Inside a black hole? Consider a neutron star with mass 1 gram less than needed for it to become a black hole. Since the neutron star is not (yet) a black hole, we can 'see' it. Send in the 1 gram and watch while the neutron star converts to a black hole
where, as usually proposed, the mass that was the neutron star suddenly shrinks to the "singularity" at the center of the black hole.
Now, it appears that there is a huge change -- neutron star to a black hole -- from a small input, the 1 gram, that is, in math terms, there is a jump discontinuity.
There was something about the physics of the neutrons that kept the neutron star from shrinking to a singularity. Well, maybe that something also keeps that mass plus the 1 gram from shrinking to a singularity.
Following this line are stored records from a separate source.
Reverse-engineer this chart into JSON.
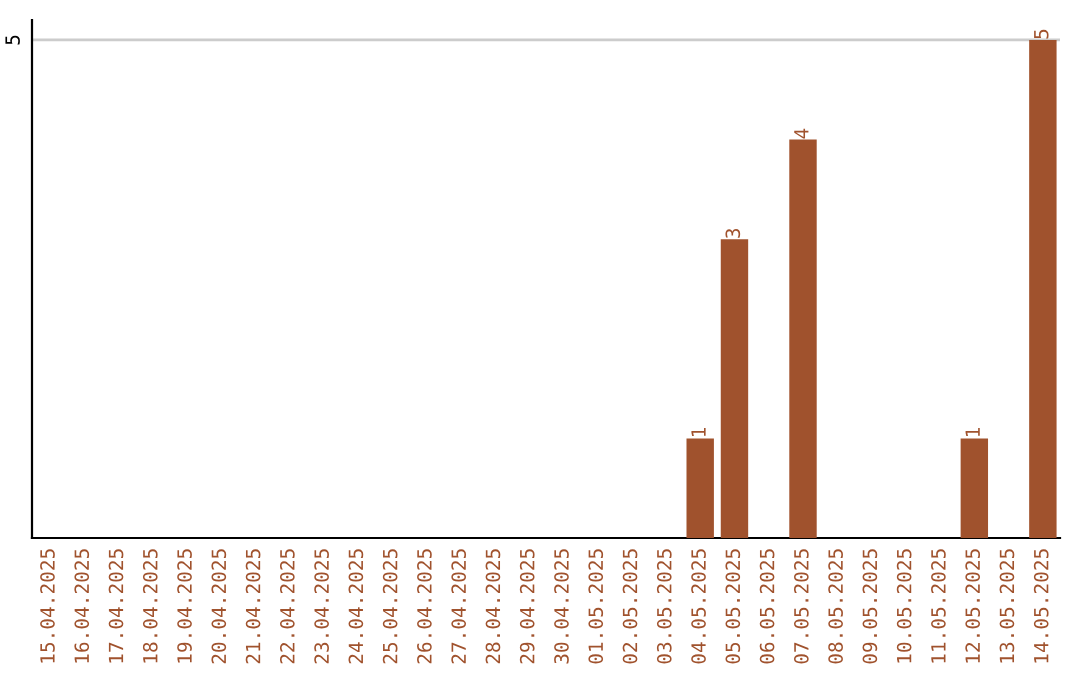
{
  "chart_data": {
    "type": "bar",
    "categories": [
      "15.04.2025",
      "16.04.2025",
      "17.04.2025",
      "18.04.2025",
      "19.04.2025",
      "20.04.2025",
      "21.04.2025",
      "22.04.2025",
      "23.04.2025",
      "24.04.2025",
      "25.04.2025",
      "26.04.2025",
      "27.04.2025",
      "28.04.2025",
      "29.04.2025",
      "30.04.2025",
      "01.05.2025",
      "02.05.2025",
      "03.05.2025",
      "04.05.2025",
      "05.05.2025",
      "06.05.2025",
      "07.05.2025",
      "08.05.2025",
      "09.05.2025",
      "10.05.2025",
      "11.05.2025",
      "12.05.2025",
      "13.05.2025",
      "14.05.2025"
    ],
    "values": [
      null,
      null,
      null,
      null,
      null,
      null,
      null,
      null,
      null,
      null,
      null,
      null,
      null,
      null,
      null,
      null,
      null,
      null,
      null,
      1,
      3,
      null,
      4,
      null,
      null,
      null,
      null,
      1,
      null,
      5
    ],
    "value_labels": [
      null,
      null,
      null,
      null,
      null,
      null,
      null,
      null,
      null,
      null,
      null,
      null,
      null,
      null,
      null,
      null,
      null,
      null,
      null,
      "1",
      "3",
      null,
      "4",
      null,
      null,
      null,
      null,
      "1",
      null,
      "5"
    ],
    "color": "#a0522d",
    "ylim": [
      0,
      5.2
    ],
    "ref_lines": [
      {
        "axis": "y",
        "value": 5,
        "label": "5",
        "color": "#cccccc"
      }
    ]
  }
}
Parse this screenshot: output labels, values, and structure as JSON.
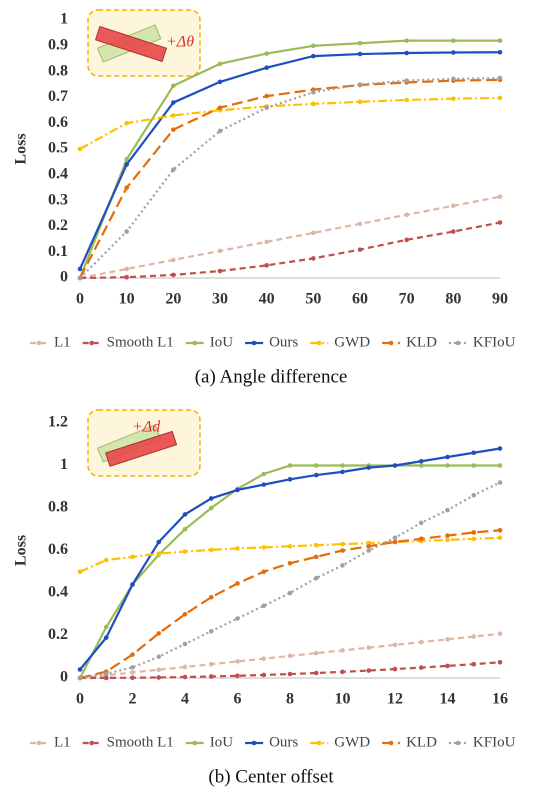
{
  "chart_data": [
    {
      "type": "line",
      "ylabel": "Loss",
      "caption": "(a) Angle difference",
      "annotation": "+Δθ",
      "x": [
        0,
        10,
        20,
        30,
        40,
        50,
        60,
        70,
        80,
        90
      ],
      "xlim": [
        0,
        90
      ],
      "xticks": [
        0,
        10,
        20,
        30,
        40,
        50,
        60,
        70,
        80,
        90
      ],
      "ylim": [
        0,
        1
      ],
      "yticks": [
        0,
        0.1,
        0.2,
        0.3,
        0.4,
        0.5,
        0.6,
        0.7,
        0.8,
        0.9,
        1
      ],
      "series": [
        {
          "name": "L1",
          "color": "#dfb6a6",
          "style": "dashed",
          "values": [
            0,
            0.035,
            0.07,
            0.105,
            0.14,
            0.175,
            0.21,
            0.245,
            0.28,
            0.315
          ]
        },
        {
          "name": "Smooth L1",
          "color": "#c0504d",
          "style": "dashed",
          "values": [
            0,
            0.003,
            0.012,
            0.027,
            0.049,
            0.076,
            0.11,
            0.148,
            0.18,
            0.215
          ]
        },
        {
          "name": "IoU",
          "color": "#9bbb59",
          "style": "solid",
          "values": [
            0,
            0.46,
            0.745,
            0.83,
            0.87,
            0.9,
            0.91,
            0.92,
            0.92,
            0.92
          ]
        },
        {
          "name": "Ours",
          "color": "#1f4fbf",
          "style": "solid",
          "values": [
            0.035,
            0.44,
            0.68,
            0.76,
            0.815,
            0.86,
            0.868,
            0.872,
            0.874,
            0.875
          ]
        },
        {
          "name": "GWD",
          "color": "#ffc000",
          "style": "dashdot",
          "values": [
            0.5,
            0.6,
            0.63,
            0.65,
            0.665,
            0.675,
            0.683,
            0.69,
            0.695,
            0.698
          ]
        },
        {
          "name": "KLD",
          "color": "#e46c0a",
          "style": "longdash",
          "values": [
            0,
            0.35,
            0.575,
            0.66,
            0.705,
            0.73,
            0.748,
            0.758,
            0.765,
            0.768
          ]
        },
        {
          "name": "KFIoU",
          "color": "#a0a0a0",
          "style": "dotted",
          "values": [
            0,
            0.18,
            0.42,
            0.57,
            0.66,
            0.72,
            0.75,
            0.765,
            0.772,
            0.775
          ]
        }
      ]
    },
    {
      "type": "line",
      "ylabel": "Loss",
      "caption": "(b) Center offset",
      "annotation": "+Δd",
      "x": [
        0,
        1,
        2,
        3,
        4,
        5,
        6,
        7,
        8,
        9,
        10,
        11,
        12,
        13,
        14,
        15,
        16
      ],
      "xlim": [
        0,
        16
      ],
      "xticks": [
        0,
        2,
        4,
        6,
        8,
        10,
        12,
        14,
        16
      ],
      "ylim": [
        0,
        1.2
      ],
      "yticks": [
        0,
        0.2,
        0.4,
        0.6,
        0.8,
        1,
        1.2
      ],
      "series": [
        {
          "name": "L1",
          "color": "#dfb6a6",
          "style": "dashed",
          "values": [
            0,
            0.013,
            0.026,
            0.039,
            0.052,
            0.065,
            0.078,
            0.091,
            0.104,
            0.117,
            0.13,
            0.143,
            0.156,
            0.169,
            0.182,
            0.195,
            0.208
          ]
        },
        {
          "name": "Smooth L1",
          "color": "#c0504d",
          "style": "dashed",
          "values": [
            0,
            0.0003,
            0.0012,
            0.0026,
            0.0046,
            0.0073,
            0.0104,
            0.0142,
            0.0186,
            0.0235,
            0.029,
            0.035,
            0.042,
            0.049,
            0.057,
            0.065,
            0.074
          ]
        },
        {
          "name": "IoU",
          "color": "#9bbb59",
          "style": "solid",
          "values": [
            0,
            0.24,
            0.44,
            0.58,
            0.7,
            0.8,
            0.89,
            0.96,
            1,
            1,
            1,
            1,
            1,
            1,
            1,
            1,
            1
          ]
        },
        {
          "name": "Ours",
          "color": "#1f4fbf",
          "style": "solid",
          "values": [
            0.04,
            0.19,
            0.44,
            0.64,
            0.77,
            0.845,
            0.885,
            0.91,
            0.935,
            0.955,
            0.97,
            0.99,
            1,
            1.02,
            1.04,
            1.06,
            1.08
          ]
        },
        {
          "name": "GWD",
          "color": "#ffc000",
          "style": "dashdot",
          "values": [
            0.5,
            0.555,
            0.57,
            0.585,
            0.595,
            0.603,
            0.61,
            0.615,
            0.62,
            0.625,
            0.63,
            0.635,
            0.64,
            0.645,
            0.65,
            0.655,
            0.66
          ]
        },
        {
          "name": "KLD",
          "color": "#e46c0a",
          "style": "longdash",
          "values": [
            0,
            0.03,
            0.11,
            0.21,
            0.3,
            0.38,
            0.445,
            0.5,
            0.54,
            0.57,
            0.6,
            0.62,
            0.64,
            0.655,
            0.67,
            0.685,
            0.695
          ]
        },
        {
          "name": "KFIoU",
          "color": "#a0a0a0",
          "style": "dotted",
          "values": [
            0,
            0.02,
            0.05,
            0.1,
            0.16,
            0.22,
            0.28,
            0.34,
            0.4,
            0.47,
            0.53,
            0.6,
            0.66,
            0.73,
            0.79,
            0.86,
            0.92
          ]
        }
      ]
    }
  ]
}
That is, if there is no jump discontinuity, the inside of that black hole is essentially just like that neutron star.
> watch while the neutron star converts to a black hole where, as usually proposed, the mass that was the neutron star suddenly shrinks to the "singularity" at the center of the black hole.
This "conversion" doesn't imply matter transitioning from one state to another. The main thing happening during transition to a black hole is that the light can't escape anymore - you see the star in one moment, and can't see it in another moment. Not necessarily because of some matter transition, but because it stops radiating light.
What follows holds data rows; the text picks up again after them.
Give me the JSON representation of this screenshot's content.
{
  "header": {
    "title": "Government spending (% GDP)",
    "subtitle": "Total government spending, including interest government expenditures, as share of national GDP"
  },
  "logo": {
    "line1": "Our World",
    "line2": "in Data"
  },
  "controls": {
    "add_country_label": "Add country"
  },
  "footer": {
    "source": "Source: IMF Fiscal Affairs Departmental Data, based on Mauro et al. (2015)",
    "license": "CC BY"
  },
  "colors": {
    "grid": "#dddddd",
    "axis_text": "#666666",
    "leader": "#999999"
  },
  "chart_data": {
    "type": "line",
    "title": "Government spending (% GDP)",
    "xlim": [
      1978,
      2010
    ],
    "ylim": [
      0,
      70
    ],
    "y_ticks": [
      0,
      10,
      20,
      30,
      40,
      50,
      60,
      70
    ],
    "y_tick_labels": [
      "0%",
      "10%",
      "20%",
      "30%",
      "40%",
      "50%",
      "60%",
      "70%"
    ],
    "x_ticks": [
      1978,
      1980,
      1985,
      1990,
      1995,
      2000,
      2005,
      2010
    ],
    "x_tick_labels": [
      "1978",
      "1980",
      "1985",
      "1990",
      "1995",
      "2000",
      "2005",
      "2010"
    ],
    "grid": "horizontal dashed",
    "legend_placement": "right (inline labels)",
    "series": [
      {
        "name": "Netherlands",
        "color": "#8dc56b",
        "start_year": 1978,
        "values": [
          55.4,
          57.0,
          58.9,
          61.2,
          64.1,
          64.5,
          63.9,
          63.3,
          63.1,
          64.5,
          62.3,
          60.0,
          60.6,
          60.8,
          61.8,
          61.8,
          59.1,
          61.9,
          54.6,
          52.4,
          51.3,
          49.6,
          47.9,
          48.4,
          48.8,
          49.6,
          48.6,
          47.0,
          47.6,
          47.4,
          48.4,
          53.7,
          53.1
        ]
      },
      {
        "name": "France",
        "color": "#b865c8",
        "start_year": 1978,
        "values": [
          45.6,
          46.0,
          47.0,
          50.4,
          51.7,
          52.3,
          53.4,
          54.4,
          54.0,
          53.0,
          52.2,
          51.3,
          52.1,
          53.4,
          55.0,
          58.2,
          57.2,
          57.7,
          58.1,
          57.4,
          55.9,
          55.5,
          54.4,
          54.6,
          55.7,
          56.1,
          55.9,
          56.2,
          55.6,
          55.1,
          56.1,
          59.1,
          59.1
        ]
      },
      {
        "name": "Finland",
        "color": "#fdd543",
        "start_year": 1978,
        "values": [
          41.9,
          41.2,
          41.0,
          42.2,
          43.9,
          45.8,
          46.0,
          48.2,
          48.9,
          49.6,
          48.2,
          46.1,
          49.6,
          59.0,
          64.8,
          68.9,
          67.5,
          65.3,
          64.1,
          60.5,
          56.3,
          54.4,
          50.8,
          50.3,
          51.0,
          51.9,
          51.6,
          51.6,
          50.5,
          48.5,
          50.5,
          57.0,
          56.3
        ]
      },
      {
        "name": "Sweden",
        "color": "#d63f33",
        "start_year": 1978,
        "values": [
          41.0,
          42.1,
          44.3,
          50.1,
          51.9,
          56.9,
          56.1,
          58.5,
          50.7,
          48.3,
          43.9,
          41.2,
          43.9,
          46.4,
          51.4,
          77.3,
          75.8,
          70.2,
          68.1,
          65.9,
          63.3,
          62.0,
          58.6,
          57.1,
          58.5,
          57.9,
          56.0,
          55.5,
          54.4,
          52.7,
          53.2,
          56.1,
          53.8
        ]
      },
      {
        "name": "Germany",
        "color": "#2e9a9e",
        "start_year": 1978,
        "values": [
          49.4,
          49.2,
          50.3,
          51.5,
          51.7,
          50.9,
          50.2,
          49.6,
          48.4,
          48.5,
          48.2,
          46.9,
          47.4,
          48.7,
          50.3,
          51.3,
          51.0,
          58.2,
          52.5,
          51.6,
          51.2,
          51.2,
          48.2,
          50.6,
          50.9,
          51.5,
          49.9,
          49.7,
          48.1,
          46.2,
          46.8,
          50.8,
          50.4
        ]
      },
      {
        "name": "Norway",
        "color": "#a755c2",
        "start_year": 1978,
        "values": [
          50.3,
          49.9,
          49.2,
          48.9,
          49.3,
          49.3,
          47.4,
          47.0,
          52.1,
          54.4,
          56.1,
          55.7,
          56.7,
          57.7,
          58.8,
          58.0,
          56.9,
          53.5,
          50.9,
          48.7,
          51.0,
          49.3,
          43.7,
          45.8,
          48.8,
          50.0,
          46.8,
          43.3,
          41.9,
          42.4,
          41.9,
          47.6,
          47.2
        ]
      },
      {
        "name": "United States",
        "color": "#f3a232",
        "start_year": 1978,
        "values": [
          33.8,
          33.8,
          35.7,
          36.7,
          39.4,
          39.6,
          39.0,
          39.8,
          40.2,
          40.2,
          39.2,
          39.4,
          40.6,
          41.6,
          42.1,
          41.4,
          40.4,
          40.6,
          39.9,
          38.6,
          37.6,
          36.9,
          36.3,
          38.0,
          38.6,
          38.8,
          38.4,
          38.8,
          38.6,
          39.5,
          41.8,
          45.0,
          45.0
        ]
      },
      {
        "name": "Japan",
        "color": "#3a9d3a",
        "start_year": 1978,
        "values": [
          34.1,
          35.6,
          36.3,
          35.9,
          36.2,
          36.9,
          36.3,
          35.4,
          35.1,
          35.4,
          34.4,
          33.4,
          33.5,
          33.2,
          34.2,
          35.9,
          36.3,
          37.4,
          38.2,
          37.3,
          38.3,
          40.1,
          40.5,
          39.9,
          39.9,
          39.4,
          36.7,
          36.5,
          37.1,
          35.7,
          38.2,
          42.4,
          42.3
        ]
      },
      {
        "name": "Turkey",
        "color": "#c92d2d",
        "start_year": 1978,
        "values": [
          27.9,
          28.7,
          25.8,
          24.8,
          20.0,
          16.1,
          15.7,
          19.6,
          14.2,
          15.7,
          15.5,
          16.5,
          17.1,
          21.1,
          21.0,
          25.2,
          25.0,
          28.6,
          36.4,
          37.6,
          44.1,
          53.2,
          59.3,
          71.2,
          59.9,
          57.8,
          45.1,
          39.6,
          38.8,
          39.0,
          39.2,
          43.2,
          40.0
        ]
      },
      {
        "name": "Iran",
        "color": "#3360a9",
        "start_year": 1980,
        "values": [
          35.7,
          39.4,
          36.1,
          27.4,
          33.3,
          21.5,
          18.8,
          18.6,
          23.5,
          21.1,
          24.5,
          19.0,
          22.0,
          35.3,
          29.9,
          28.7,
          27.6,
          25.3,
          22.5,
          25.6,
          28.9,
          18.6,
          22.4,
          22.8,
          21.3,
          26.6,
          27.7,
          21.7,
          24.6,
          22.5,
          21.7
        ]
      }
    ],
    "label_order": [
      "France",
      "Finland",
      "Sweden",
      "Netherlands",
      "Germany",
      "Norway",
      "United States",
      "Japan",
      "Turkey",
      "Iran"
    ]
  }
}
Singularity is a mathematical artifact, we don't know what's happening in the blackhole with matter and don't really care since it has no effect on the outside world.
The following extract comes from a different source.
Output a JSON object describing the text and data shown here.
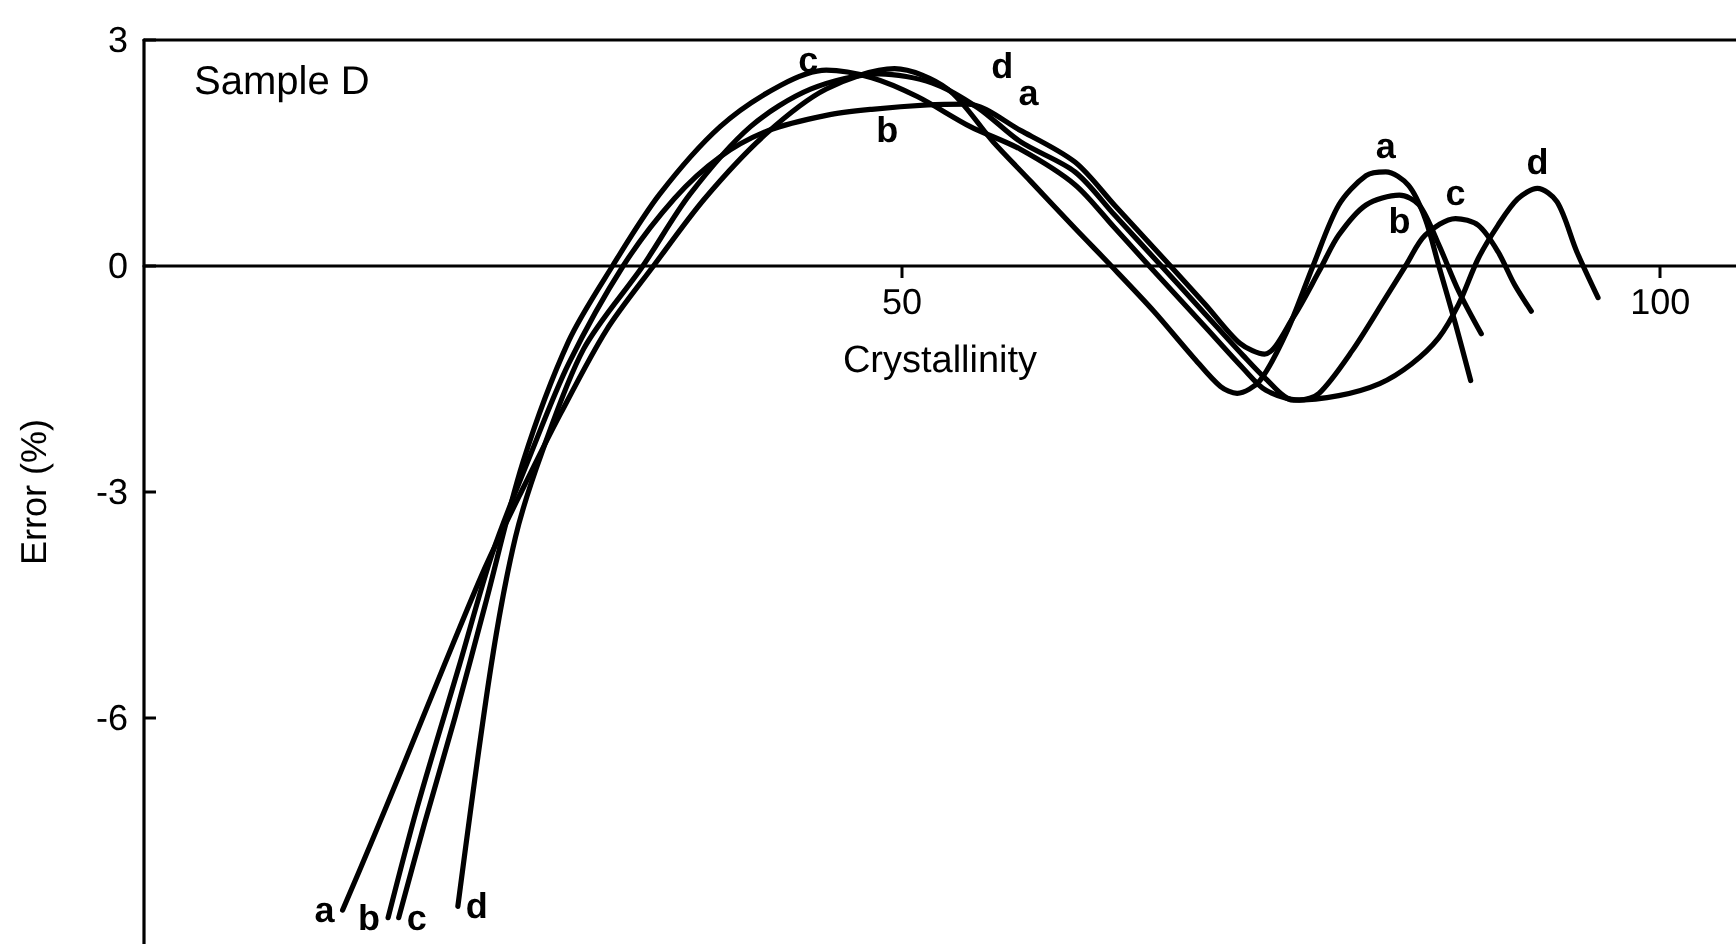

We don’t know that an object with 1 gram less than needed to become a black hole will be a neutron star. There may be other denser states or matter in between, like quark stars or strange stars that are still not dense enough to become black holes.
Under GR it doesn’t matter since as the mass increases beyond a critical point an event horizon will form and all that matter will be compressed into a singularity regardless.
I am trying to imagine what happens to a single contiguous mass that has both a part that is travelling at relativistic speeds, and a part that is not?
Maybe nothing much? From each parts point of view it is still simply in contact with it's neighbor and neither is moving relative to the other?
Three properties completely describe a black hole: mass, spin, and charge.
It does not appear that charge will be useful in the question of an extremal black hole.
In considering spin, as velocity of matter approaches c (the speed of light), more energy is required to achieve less gain as c is approached.
Can a black hole spin at the speed of light? Can it spin faster?